First Financial Bancorp.

May 26, 2020

Page 2

 

We have further assumed that (a) the common shares of the Company currently reserved for issuance under the 2020 Stock Plan will remain available for under the 2020 Stock Plan, and (b) neither the Articles, the Regulations nor any of the proceedings relating to either the 2020 Stock Plan or any of the award agreements relating to the Shares will be rescinded, amended or otherwise modified prior to the issuance of the Shares.

 

We have relied solely upon the examinations and inquiries recited herein, and, except for the examinations and inquiries recited herein, we have not undertaken any independent investigation to determine the existence or absence of any facts, and no inference as to our knowledge concerning such facts should be drawn.

 

Based upon and subject to the foregoing and subject to the further assumptions and the qualifications and limitations set forth below, as of the date hereof, we are of the opinion that the Shares, when issued, delivered and paid for, as appropriate, in the manner provided and for the consideration prescribed in the 2020 Stock Plan and in any award agreements entered into by participants in the 2020 Stock Plan with the Company as contemplated by the 2020 Stock Plan, when appropriate, will be legally and validly issued, fully paid and non-assessable, assuming compliance with applicable securities laws.

 

The opinions expressed in this letter are rendered as of, and are based upon the laws and legal interpretations in effect and the facts and circumstances existing on, the date first written above.
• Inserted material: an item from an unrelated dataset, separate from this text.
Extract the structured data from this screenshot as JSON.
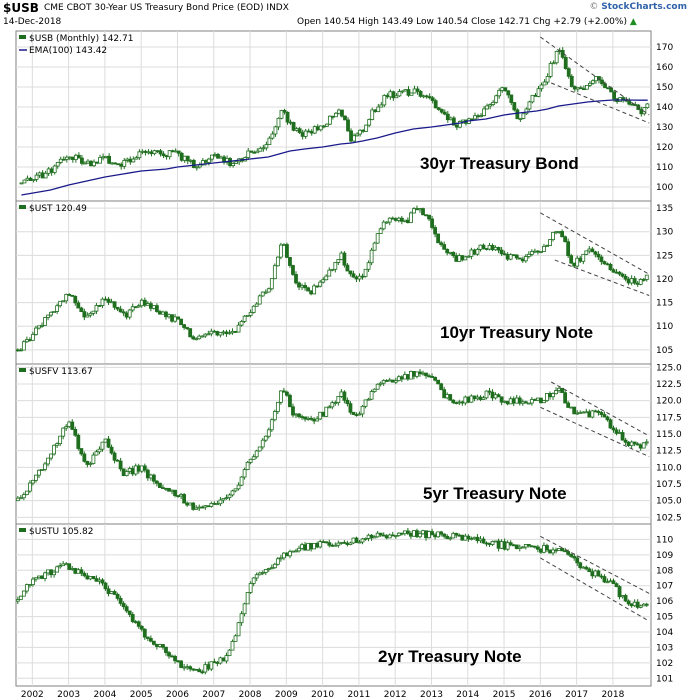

We disclaim any obligation to (a) advise you of facts, circumstances, events or developments which hereafter may be brought to our attention and which may alter, affect or modify the opinions expressed herein or (b) revise or supplement this opinion should any such law or legal interpretation be changed by legislative action, judicial interpretation or otherwise or should there be any change in such facts or circumstances. Our opinions are expressly limited to the matters set forth above, and we render no opinion, whether by implication or otherwise, as to any other matters relating to the Company, the 2020 Stock Plan or the Shares.

 

This opinion is furnished by us solely for the benefit of the Company in connection with the Registration Statement. No portion of this opinion may be quoted, relied upon or otherwise used by any other person or for any other purpose without our prior written consent.

 

Notwithstanding the foregoing, we consent to the filing of this opinion as an exhibit to the Registration Statement and further consent to the use of our name wherever appearing in the Registration Statement and any amendments thereto. By giving such consent, we do not thereby admit that we are “experts” within the meaning of the Securities Act or the Rules and Regulations with respect to any part of the Registration Statement, including this exhibit.